Diet-workout regimen may benefit breast cancer patients on CRT
Women with early breast cancer (BCa) who participated in an exercise and nutrition-based supportive care intervention programme called APAD* while being on a chemoradiotherapy (CRT) regimen had durable improvements in patient-reported outcomes, particularly fatigue and quality of life (QoL), compared with those receiving usual care, the APAD1 study shows.
“[T]he long-term efficacy of APAD [is] relevant in clinical practice … [as] post-diagnosis deteriorations in fatigue [and] QoL … have generally been associated with poorer survival in BCa patients,” said the researchers. Fatigue is apparently more distressing than pain, nausea, and vomiting during adjuvant cancer therapy, which eventually impairs QoL and affects prognosis. [J Natl Compr Canc Netw 2015;13:1012-1039; Psychooncology 2011;20:1211-1220; Clin J Oncol Nurs 2012;16:E26-32]
“[The NCCN** recommends] exercise and nutrition consultations … to relieve side effects and cancer-related fatigue during active treatment … [E]xercise may help improve physical fitness, fatigue, QoL, psychological distress, and cognitive abilities, while nutritional consultations may help manage nutritional disorders … that contribute to fatigue,” they added.
Investigators compared the effect of APAD against usual care*** (UC) in 143 BCa patients (mean age 52 years) receiving adjuvant chemotherapy (six cycles) followed by 6 weeks of radiotherapy. Assessments were done before chemotherapy, at the end of chemotherapy (T1) and radiotherapy (T2), and at the 6-month (T3) and 1-year follow-up periods (T4). [BMC Cancer 2019;19:737]
All dimensions of fatigue significantly dropped with APAD vs UC at T1 (effect size [ES], -0.28; p=0.002 for general fatigue, ES, -0.33; p=0.001 for physical fatigue, ES, -0.22; p=0.015 for mental fatigue, ES, -0.30; p=0.002 for reduced activities, and ES, -0.28; p=0.007 for reduced motivation). Significant effects in general and physical fatigue (ES, -0.16; p=0.038 and ES, -0.18; p=0.034, respectively) and reduced activities (ES, -0.17; p=0.044) persisted until T4 with APAD vs UC.
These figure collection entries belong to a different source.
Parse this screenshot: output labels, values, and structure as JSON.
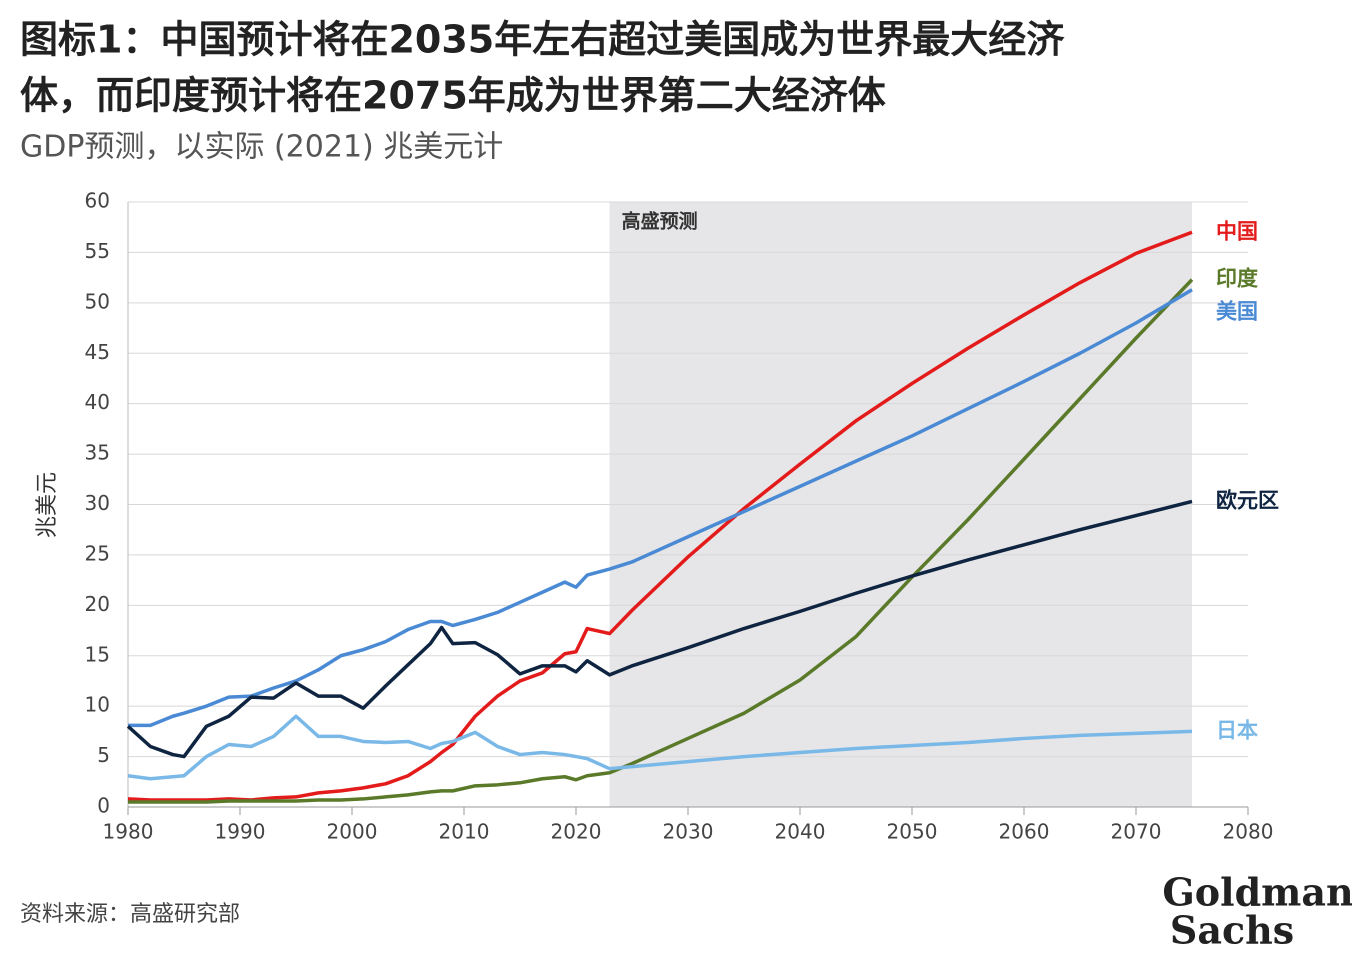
{
  "chart_data": {
    "type": "line",
    "title": [
      "图标1：中国预计将在2035年左右超过美国成为世界最大经济",
      "体，而印度预计将在2075年成为世界第二大经济体"
    ],
    "subtitle": "GDP预测，以实际 (2021) 兆美元计",
    "y_label": "兆美元",
    "source": "资料来源：高盛研究部",
    "logo": [
      "Goldman",
      "Sachs"
    ],
    "shaded_region": {
      "label": "高盛预测",
      "xlim": [
        2023,
        2075
      ]
    },
    "xlim": [
      1980,
      2080
    ],
    "xticks": [
      1980,
      1990,
      2000,
      2010,
      2020,
      2030,
      2040,
      2050,
      2060,
      2070,
      2080
    ],
    "ylim": [
      0,
      60
    ],
    "yticks": [
      0,
      5,
      10,
      15,
      20,
      25,
      30,
      35,
      40,
      45,
      50,
      55,
      60
    ],
    "grid": true,
    "x": [
      1980,
      1982,
      1984,
      1985,
      1987,
      1989,
      1991,
      1993,
      1995,
      1997,
      1999,
      2001,
      2003,
      2005,
      2007,
      2008,
      2009,
      2011,
      2013,
      2015,
      2017,
      2019,
      2020,
      2021,
      2023,
      2025,
      2030,
      2035,
      2040,
      2045,
      2050,
      2055,
      2060,
      2065,
      2070,
      2075
    ],
    "series": [
      {
        "name": "中国",
        "color": "#e31b1b",
        "values": [
          0.8,
          0.7,
          0.7,
          0.7,
          0.7,
          0.8,
          0.7,
          0.9,
          1.0,
          1.4,
          1.6,
          1.9,
          2.3,
          3.1,
          4.5,
          5.4,
          6.2,
          9.0,
          11.0,
          12.5,
          13.3,
          15.2,
          15.4,
          17.7,
          17.2,
          19.5,
          24.8,
          29.6,
          34.0,
          38.3,
          42.0,
          45.5,
          48.8,
          52.0,
          54.9,
          57.0
        ]
      },
      {
        "name": "印度",
        "color": "#5a7a2a",
        "values": [
          0.5,
          0.5,
          0.5,
          0.5,
          0.5,
          0.6,
          0.6,
          0.6,
          0.6,
          0.7,
          0.7,
          0.8,
          1.0,
          1.2,
          1.5,
          1.6,
          1.6,
          2.1,
          2.2,
          2.4,
          2.8,
          3.0,
          2.7,
          3.1,
          3.4,
          4.3,
          6.8,
          9.3,
          12.6,
          16.9,
          22.8,
          28.5,
          34.5,
          40.5,
          46.5,
          52.3
        ]
      },
      {
        "name": "美国",
        "color": "#4a8ad4",
        "values": [
          8.1,
          8.1,
          9.0,
          9.3,
          10.0,
          10.9,
          11.0,
          11.8,
          12.5,
          13.6,
          15.0,
          15.6,
          16.4,
          17.6,
          18.4,
          18.4,
          18.0,
          18.6,
          19.3,
          20.3,
          21.3,
          22.3,
          21.8,
          23.0,
          23.6,
          24.3,
          26.8,
          29.3,
          31.8,
          34.3,
          36.8,
          39.5,
          42.2,
          45.0,
          48.0,
          51.3
        ]
      },
      {
        "name": "欧元区",
        "color": "#0f2440",
        "values": [
          8.0,
          6.0,
          5.2,
          5.0,
          8.0,
          9.0,
          10.9,
          10.8,
          12.3,
          11.0,
          11.0,
          9.8,
          12.0,
          14.1,
          16.2,
          17.8,
          16.2,
          16.3,
          15.1,
          13.2,
          14.0,
          14.0,
          13.4,
          14.5,
          13.1,
          14.0,
          15.8,
          17.7,
          19.4,
          21.2,
          22.9,
          24.5,
          26.0,
          27.5,
          28.9,
          30.3
        ]
      },
      {
        "name": "日本",
        "color": "#7ab8e8",
        "values": [
          3.1,
          2.8,
          3.0,
          3.1,
          5.0,
          6.2,
          6.0,
          7.0,
          9.0,
          7.0,
          7.0,
          6.5,
          6.4,
          6.5,
          5.8,
          6.3,
          6.5,
          7.4,
          6.0,
          5.2,
          5.4,
          5.2,
          5.0,
          4.8,
          3.8,
          4.0,
          4.5,
          5.0,
          5.4,
          5.8,
          6.1,
          6.4,
          6.8,
          7.1,
          7.3,
          7.5
        ]
      }
    ]
  }
}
Global QoL as measured by the EORTC QLQ-C30# increased with APAD vs UC from T1 onwards (adjusted mean difference [aMD], 7.08, 7.69, and 7.58 [T1, T2, and T3, respectively]), hitting its highest point at T4 (aMD, 11.87).
The BMI effect
Of note are the reductions in body mass index (BMI; aMD, -0.46 kg/m2; ES, -0.21; p=0.033), total fat mass (aMD, -1.10 percent; ES, -0.21; p=0.041), and weight (aMD, -1.19 kg; ES, -0.21; p=0.051) among APAD vs UC recipients at T2.
“[Although these were not sustained until T4, the effect of APAD on BMI and body fat] is particularly relevant … in the clinical context of BCa, as BMI before and after diagnosis and weight gain after diagnosis have recently been associated with increased mortality,” underscored the researchers. [Ann Oncol 2014;25:1901-1914; J Natl Cancer Inst 2015;107:djv275]
The sustainability issue
APAD adherence rates were 97 percent and 67 percent for the diet and exercise components, respectively, suggesting that this was a well-received programme.
However, most of the other outcomes were limited to the intervention phases only (T1 and T2) despite the long-term effects on fatigue and QoL, the researchers pointed out. “Difficulties in maintaining positive outcomes [post-intervention] could be related to the cessation of supervision and support for keeping behaviour changes. This finding may promote the necessity of setting longer models that could include … the APAD ‘in-treatment’ module during the 24 weeks of [CRT], followed by a 6-month internet-based ‘survivor’ module designed to maintain behaviour change and support autonomy with limited cost.”
Nonetheless, the findings illustrate how this combination programme during CRT may provide relief from the side effects of adjuvant cancer therapy, noted the researchers. “[Our findings] add evidence to support the role of diet-exercise interventions [in this setting] … and bring new evidence in the … adjuvant [CRT period].”
Cancer care centres are urged to consider incorporating this programme into the management protocol of BCa patients receiving CRT, they added. Larger and longer trials are warranted to explore the superiority of this regimen over diet or exercise alone and its effect during and after treatment.